I talked about one of the best pieces of campaign material I’ve seen in ages. Chris Murphy’s campaign handed out an eight by eleven piece of paper as the swag at the State Democratic Party fundraising dinner last Thursday night. It had ‘Chris Murphy for Congress’ circled with a dashed lines. The instructions spoke about cutting out the circle and taping a safety pin to it. It suggested using crayons or markers to color the cut-out, and the final instruction was ‘Enjoy!’

Man, it was beautiful. Fun, participatory democracy at its best.

A week ago, I went, as a blogger, to a fundraiser for Joe Courtney. I told Joe and his campaign staff that I loved his $5 bowling night. It was a sharp contrast to the $2000 bowling night his opponent had down in Washington. It was another great example of fun, participatory democracy at its best.

Kim and Fiona went to the aquarium while I went to the fundraiser. On the way home, we stopped at one of our favorite seafood restaurants. There was a band playing a great mix of all the sort of sounds you would expect, everything from Chicken Dance and probably a polka or two to some of the greatest hits from the fifties and sixties. Older folks were dancing as younger folks swallowed their steamers and beer.

As we sat there, four college kids came in. My guess is that each girl probably spent more money on shampoo for her long silky hair than Kim, Fiona and I were spending on our meal. The all American clean-cut boys matched them perfectly.

It was like a scene out of Mystic Pizza as the ambiance of the seafood joint hit them square in the face and then washed over them. They too, sat at their table, eating their seafood and drinking their beer. Kim commented about the joint being the perfect meeting place of the blue collar and the blue blood.

As we drove home, I told Fiona a story. She always wants a story in the car, especially if it is late in the evening and she is likely to fall asleep before we get home. She normally asks for a ghost story. The ghost story is a formula. A young girl goes on an adventure. She meets a scary ghost. She comes to understand the fear and become friends with the ghost. Perhaps that, too, is part of master narrative, or at least should be.

Yet, Kim and I have grown weary of telling variations of that story, so I’ve been trying to bring in a new set of stories. As we drove home, I told Fiona about my childhood. I talked about working in the garden, and how if we were lucky, on those hot humid summer days, we would go to a lake for a swim. I talked about how often, late in the afternoon, a large thunderstorm would build. I told an idealized version of the story, idyllic, leaving out the fights between siblings and all the other tensions that were below the surface and that I, as a youngster, felt, but couldn’t name or describe. This too, perhaps, is part of the master narrative, both the idyllic and the unspoken.
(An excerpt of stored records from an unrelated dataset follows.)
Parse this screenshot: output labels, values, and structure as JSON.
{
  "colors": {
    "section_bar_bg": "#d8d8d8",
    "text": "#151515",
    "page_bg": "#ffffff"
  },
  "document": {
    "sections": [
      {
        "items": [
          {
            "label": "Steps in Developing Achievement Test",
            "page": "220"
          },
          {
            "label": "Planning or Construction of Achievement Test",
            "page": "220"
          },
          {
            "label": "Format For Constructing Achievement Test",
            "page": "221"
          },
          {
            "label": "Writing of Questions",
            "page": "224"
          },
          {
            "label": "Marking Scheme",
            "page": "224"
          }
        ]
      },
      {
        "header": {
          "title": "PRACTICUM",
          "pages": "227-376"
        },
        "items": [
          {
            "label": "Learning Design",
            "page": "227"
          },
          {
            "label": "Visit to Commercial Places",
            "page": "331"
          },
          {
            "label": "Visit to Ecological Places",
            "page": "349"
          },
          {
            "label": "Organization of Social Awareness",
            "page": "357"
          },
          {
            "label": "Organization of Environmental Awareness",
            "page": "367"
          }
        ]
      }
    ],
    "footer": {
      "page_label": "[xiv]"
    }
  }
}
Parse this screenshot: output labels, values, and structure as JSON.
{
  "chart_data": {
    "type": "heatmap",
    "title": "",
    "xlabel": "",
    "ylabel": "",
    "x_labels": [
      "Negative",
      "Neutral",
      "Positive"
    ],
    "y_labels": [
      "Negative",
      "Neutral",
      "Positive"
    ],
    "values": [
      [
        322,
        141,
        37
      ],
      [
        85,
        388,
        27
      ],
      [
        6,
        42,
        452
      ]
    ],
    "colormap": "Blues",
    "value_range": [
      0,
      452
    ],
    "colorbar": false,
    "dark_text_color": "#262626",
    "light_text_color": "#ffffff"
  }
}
So now, it is getting late. I’ve taken too much time away from my other duties. I’ll flip the pages and find out how parts of my story progress. I’ll find out if we do end up having to move and if so, what that looks like. I’ll find out if Kim and I can do stuff to help bring hope, joy and a sense of community back to the political process, if Ned, Chris, Joe and others can be the sort of candidates that help with this.

If it is any sort of morning in America right now, it is that part of the morning that seems darkest before the dawn. Yet the sun will rise again. We will rediscover the similitudes of the past, and remember our common humanity, or at least it’s life illusions I’ll recall.

For those of you in the Christian tradition, let’s have our Lenten reflection as we approach Easter.